Et c'est précisément à ce niveau qu'une fréquentation assidue de la littérature peut rendre les futurs prêtres et tous les agents pastoraux encore plus sensibles à la pleine humanité du Seigneur Jésus, dans laquelle se répand pleinement sa divinité, et annoncer l'Évangile de manière à ce que tous, vraiment tous, puissent expérimenter combien est vrai ce que dit le Concile Vatican II : "En réalité, le mystère de l'homme ne s'éclaire vraiment que dans le mystère du Verbe incarné". Il ne s’agit pas du mystère d’une humanité abstraite, mais du mystère de cet être humain concret avec toutes les blessures, les désirs, les souvenirs et les espérances de sa vie."
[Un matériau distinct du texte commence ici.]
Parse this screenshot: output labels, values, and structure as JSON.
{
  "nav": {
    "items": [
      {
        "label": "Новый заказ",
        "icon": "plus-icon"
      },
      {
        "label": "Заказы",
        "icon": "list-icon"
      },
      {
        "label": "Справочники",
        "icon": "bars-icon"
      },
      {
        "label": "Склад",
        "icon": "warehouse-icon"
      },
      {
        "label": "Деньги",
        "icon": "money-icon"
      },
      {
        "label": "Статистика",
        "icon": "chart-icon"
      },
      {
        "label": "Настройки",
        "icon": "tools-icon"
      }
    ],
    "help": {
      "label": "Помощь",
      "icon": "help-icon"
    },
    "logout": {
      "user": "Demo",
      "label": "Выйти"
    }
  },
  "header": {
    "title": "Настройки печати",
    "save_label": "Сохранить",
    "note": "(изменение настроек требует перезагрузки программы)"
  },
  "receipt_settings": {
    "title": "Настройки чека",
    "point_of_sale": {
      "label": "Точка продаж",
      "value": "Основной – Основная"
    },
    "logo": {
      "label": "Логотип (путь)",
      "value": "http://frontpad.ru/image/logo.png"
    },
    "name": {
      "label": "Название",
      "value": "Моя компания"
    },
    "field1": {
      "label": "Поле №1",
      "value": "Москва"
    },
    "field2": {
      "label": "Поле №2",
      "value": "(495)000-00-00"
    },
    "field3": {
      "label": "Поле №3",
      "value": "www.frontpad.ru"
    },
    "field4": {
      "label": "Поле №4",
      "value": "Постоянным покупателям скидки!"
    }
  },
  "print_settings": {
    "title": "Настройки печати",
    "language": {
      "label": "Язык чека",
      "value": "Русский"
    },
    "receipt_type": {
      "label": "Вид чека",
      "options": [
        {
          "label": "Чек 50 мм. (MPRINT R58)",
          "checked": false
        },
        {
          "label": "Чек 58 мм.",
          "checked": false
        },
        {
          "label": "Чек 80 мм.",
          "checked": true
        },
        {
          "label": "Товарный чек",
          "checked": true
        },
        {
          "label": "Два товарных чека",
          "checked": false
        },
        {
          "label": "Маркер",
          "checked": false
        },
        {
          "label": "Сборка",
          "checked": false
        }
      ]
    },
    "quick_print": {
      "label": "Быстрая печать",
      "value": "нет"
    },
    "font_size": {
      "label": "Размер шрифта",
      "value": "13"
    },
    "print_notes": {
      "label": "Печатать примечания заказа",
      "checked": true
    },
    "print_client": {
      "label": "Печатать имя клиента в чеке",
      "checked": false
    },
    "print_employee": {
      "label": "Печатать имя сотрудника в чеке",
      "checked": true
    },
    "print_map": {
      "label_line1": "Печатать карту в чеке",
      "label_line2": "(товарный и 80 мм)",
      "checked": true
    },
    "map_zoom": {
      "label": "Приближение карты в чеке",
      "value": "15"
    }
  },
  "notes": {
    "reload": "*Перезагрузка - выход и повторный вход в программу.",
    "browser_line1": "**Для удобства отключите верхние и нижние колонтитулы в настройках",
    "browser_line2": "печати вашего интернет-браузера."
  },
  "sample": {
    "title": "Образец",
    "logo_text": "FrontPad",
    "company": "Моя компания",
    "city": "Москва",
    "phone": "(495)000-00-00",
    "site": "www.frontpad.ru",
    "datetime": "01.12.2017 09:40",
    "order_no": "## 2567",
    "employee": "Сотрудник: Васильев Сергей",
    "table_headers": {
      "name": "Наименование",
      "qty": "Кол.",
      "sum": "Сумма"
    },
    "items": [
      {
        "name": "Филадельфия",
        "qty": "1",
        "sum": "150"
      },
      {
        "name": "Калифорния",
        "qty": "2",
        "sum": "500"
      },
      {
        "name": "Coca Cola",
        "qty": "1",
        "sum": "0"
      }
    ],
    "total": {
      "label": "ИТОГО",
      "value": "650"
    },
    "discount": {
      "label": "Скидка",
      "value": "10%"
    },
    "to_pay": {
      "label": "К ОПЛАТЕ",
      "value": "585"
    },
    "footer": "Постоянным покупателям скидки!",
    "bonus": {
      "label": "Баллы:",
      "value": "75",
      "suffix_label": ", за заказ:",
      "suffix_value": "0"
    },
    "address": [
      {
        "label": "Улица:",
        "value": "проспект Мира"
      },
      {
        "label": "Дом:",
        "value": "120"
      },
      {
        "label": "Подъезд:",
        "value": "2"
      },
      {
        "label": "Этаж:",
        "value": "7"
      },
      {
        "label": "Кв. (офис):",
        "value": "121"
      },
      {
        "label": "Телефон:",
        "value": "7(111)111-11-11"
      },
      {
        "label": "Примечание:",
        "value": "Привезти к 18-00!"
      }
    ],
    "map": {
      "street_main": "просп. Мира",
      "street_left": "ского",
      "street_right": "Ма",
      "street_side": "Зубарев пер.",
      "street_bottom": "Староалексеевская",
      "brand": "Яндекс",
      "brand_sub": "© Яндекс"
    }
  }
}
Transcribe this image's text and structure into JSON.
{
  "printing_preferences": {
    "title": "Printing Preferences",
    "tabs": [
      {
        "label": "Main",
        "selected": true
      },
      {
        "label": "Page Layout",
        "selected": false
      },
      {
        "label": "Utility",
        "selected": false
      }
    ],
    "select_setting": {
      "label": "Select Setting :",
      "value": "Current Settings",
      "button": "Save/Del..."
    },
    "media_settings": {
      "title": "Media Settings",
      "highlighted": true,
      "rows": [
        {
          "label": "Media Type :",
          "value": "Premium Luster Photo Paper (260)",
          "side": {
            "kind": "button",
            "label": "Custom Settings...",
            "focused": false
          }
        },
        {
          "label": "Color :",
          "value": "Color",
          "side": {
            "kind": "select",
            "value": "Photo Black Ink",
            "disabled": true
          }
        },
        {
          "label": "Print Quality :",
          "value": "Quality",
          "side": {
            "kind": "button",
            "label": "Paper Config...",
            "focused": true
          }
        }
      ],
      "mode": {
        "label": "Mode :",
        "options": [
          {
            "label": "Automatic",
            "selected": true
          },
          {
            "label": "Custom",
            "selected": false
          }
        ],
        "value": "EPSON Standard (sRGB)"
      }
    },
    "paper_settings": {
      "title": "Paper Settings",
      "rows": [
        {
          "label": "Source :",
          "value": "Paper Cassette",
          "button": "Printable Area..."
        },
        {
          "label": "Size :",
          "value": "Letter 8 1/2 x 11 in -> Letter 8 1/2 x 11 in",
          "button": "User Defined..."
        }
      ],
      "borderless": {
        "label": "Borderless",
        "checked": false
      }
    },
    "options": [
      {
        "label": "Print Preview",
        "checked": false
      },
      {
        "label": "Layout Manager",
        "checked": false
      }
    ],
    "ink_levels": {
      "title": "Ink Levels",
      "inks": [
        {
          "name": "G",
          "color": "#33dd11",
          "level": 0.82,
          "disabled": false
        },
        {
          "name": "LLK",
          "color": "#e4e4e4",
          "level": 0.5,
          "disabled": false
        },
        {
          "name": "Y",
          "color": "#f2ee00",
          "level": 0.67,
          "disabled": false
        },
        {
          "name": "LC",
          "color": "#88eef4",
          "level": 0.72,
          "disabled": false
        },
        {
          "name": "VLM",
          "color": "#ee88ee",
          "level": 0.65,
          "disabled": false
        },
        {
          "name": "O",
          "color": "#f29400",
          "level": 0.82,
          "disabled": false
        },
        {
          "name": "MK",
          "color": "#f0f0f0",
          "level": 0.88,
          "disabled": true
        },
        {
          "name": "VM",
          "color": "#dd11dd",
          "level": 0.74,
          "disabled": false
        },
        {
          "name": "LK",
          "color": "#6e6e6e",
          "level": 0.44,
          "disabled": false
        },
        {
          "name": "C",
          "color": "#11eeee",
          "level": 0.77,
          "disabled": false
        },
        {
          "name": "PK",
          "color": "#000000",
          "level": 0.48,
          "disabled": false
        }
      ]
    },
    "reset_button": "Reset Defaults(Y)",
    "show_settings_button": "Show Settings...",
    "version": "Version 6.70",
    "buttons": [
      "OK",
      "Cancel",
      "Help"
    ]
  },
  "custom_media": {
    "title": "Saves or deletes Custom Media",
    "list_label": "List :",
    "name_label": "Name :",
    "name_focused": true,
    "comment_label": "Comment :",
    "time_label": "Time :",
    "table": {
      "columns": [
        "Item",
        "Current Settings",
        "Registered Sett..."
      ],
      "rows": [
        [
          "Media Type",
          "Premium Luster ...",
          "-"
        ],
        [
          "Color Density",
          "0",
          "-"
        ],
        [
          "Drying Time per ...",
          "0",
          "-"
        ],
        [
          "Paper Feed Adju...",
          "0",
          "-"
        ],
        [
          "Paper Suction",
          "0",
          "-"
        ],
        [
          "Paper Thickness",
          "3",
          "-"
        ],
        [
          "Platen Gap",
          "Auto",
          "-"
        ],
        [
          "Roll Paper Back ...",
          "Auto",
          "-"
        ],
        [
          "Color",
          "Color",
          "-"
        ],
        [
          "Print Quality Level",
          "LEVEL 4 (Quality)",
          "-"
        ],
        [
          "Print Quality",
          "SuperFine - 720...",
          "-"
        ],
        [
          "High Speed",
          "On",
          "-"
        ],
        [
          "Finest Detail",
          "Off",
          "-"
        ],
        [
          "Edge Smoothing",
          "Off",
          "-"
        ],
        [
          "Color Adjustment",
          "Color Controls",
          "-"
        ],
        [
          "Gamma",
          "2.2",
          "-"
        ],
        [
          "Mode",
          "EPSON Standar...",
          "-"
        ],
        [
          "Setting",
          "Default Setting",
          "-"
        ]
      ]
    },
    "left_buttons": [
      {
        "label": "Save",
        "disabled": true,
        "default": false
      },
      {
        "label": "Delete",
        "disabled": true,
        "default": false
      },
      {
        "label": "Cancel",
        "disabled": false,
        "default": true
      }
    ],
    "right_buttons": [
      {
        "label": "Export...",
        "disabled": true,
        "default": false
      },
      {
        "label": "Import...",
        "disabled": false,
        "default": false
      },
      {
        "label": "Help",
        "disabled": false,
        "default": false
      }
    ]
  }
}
Trois-quarts de siècle après, par delà les péripéties d'une œuvre qu'on voulut combattre, détruire ou minimiser, le Pape François semble répondre à Pie XII recommandant de publier l'œuvre "telle quelle" et laissant au lecteur le soin de déterminer son origine 'extraordinaire ou non".

En son temps, Gamaliel donna ce sage conseil au Sanhédrin qui mettait en accusation les apôtres indisciplinés: "ne vous occupez plus de ces gens-là, laissez-les. En effet, si leur résolution ou leur entreprise vient des hommes, elle tombera. Mais si elle vient de Dieu, vous ne pourrez pas les faire tomber. Ne risquez donc pas de vous trouver en guerre contre Dieu28."

En sept décennies, des centaines de milliers de lecteurs se sont saisis, de par le monde, de cette œuvre qu'ils annoncent en partage, à temps et à contretemps. Avec le Cantique des Cantiques 3,4 ils proclament: "J'ai trouvé celui que mon cœur aime. Je l'ai saisi et ne le lâcherai pas."